By:Bernard Abass Kargbo – Public Education Officer, ACC
The Anti-Corruption Commission (ACC) being the lead institution that is tasked by the Anti-Corruption Act 2008 as amended in 2019 with the responsibility of maintaining integrity, accountability and transparency in the public service, and also ‘to take all steps necessary for the prevention, eradication or suppression of corruption’pursuant to Section 7 (1)(a), has over the years diligently carried out this mandate to the admiration of all. This has made the ACC a worthy and trusted partner that people always turn to when the country is faced with any kind of public or administrative malfeasance, irrespective of whether such matters fall under its purview.
Due to the Commission’s diligence and result-oriented nature, backed by its gains in the areas of convictions secured, the Billions of Leones recovered, the local and international accolades bagged, the general public now trusts the Commission to always act or intervene in every single offence committed by members of the public. For instance, the Commission on a daily basis receives calls for cases related to land grabbing, domestic violence etc. which should be handled by other public institutions like the Sierra Leone Police. In most instances, the ACC would take its time and resources to refer such matters to the appropriate authorities.
In the past few weeks, members of the public have been calling on the ACC to intervene in theDominion Christian University (DCU) and the African Graduate University matter by instituting an investigation and or arrest person(s) alleged to have attained degrees conferred on them by the said institutions. Some would often make the call by making reference to the Anti-Corruption (Amendment) Act 2019, which gives the Commission some powers to address academic malpractices.
What does the Anti-Corruption (Amendment) Act 2019 say about academic fraud/malpractice?
Before the Anti-Corruption Act 2008 was amended in 2019, there was little the Commission could do when it comes to malpractices in academia, as provisions were not made to tackle academic malpractices, which were becoming a serious public concern. Upon his appointment and subsequent Parliamentary approval, Commissioner Francis Ben Kaifala Esq. heeded the cry of Sierra Leoneans for the ACC to help sanitize the educational system. In tandem with the commitment he made to transform Sierra Leone on the day he took his oath of office, the Commissioner, with the help of Parliament, granted the people their wish to include academic malpractices to the offences under the jurisdiction of the ACC.
As enshrined in Section 128(3) of the amendment, the Commission is now able to look into academic malpractice that confers an advantage on an individual(s). According to this Section, the emphasis is on conferring of an advantage – where, for example, an awardee of a non-accredited institution uses such a degree/qualification to get an appointment (confer an advantage on himself) knowingly or unknowingly of which that job/appointment requires that a particular degree/qualification is the requirement. Another area is examination malpractice, where a pupil/student confers an advantage on himself/herself to pass an examination using prohibited materials for that examination.

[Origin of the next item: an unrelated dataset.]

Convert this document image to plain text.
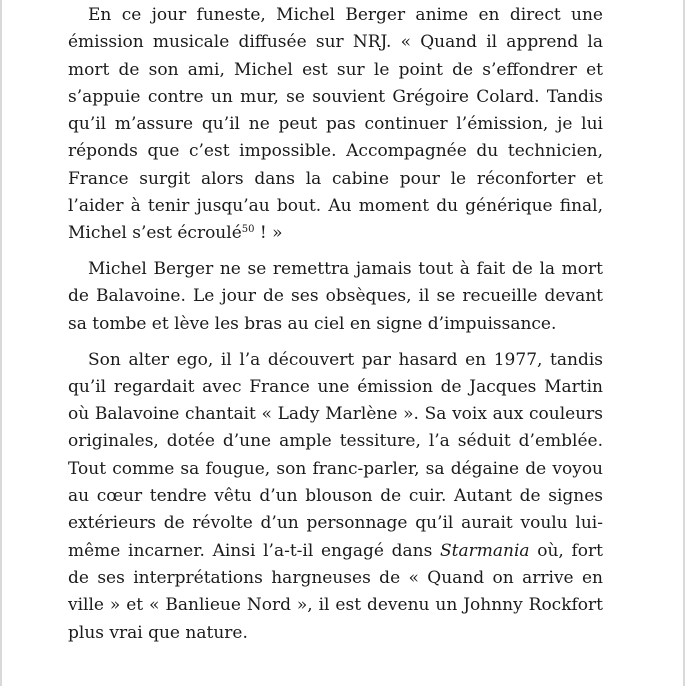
En ce jour funeste, Michel Berger anime en direct une émission musicale diffusée sur NRJ. « Quand il apprend la mort de son ami, Michel est sur le point de s’effondrer et s’appuie contre un mur, se souvient Grégoire Colard. Tandis qu’il m’assure qu’il ne peut pas continuer l’émission, je lui réponds que c’est impossible. Accompagnée du technicien, France surgit alors dans la cabine pour le réconforter et l’aider à tenir jusqu’au bout. Au moment du générique final, Michel s’est écroulé$^{50}$ ! »

Michel Berger ne se remettra jamais tout à fait de la mort de Balavoine. Le jour de ses obsèques, il se recueille devant sa tombe et lève les bras au ciel en signe d’impuissance.

Son alter ego, il l’a découvert par hasard en 1977, tandis qu’il regardait avec France une émission de Jacques Martin où Balavoine chantait « Lady Marlène ». Sa voix aux couleurs originales, dotée d’une ample tessiture, l’a séduit d’emblée. Tout comme sa fougue, son franc-parler, sa dégaine de voyou au cœur tendre vêtu d’un blouson de cuir. Autant de signes extérieurs de révolte d’un personnage qu’il aurait voulu lui-même incarner. Ainsi l’a-t-il engagé dans Starmania où, fort de ses interprétations hargneuses de « Quand on arrive en ville » et « Banlieue Nord », il est devenu un Johnny Rockfort plus vrai que nature.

The ACC is a listener and respecter of whistleblowers. It has instituted lots of investigations from information received from and provided by such people. The Commission has even reintroduced its reward scheme for whistleblowers to encourage citizens to give cogent information that will expose corrupt practices. But the Commission is equally a respecter of existing laws, rules and regulations and the mandate of other institutionslike the Sierra Leone Police (SLP), the Tertiary Education Commission (TEC), the Public Service Commission (PSC), the Human Resource Management Office (HRMO), the Public Service Reform Unit (PSRU), Ministry of Technical and Higher Education, etc, who clearly should be at the forefront in the handling of this matter.
The ACC is still committed to the fight against graft and is looking forward to receiving complaints from citizens on allegations of corruption. The Commission is still encouraging whistleblowers, informants and members of the public to always provide useful information that will help the Commission bring the corrupt to book. But, again, the Commission will only look at such reports if they fall within its mandate to warrant an investigation. Not instituting an investigation in this particular matter does not mean the Commission will never institute one when something completely under its purview comes up. It is all about what the Anti-Corruption Act 2008 as amended in 2019 requires the Commission to do. If a matter falls within this bracket, the Commission, as it has done in the past, will dispassionately look into such matter and take an action that is in the interest of the public.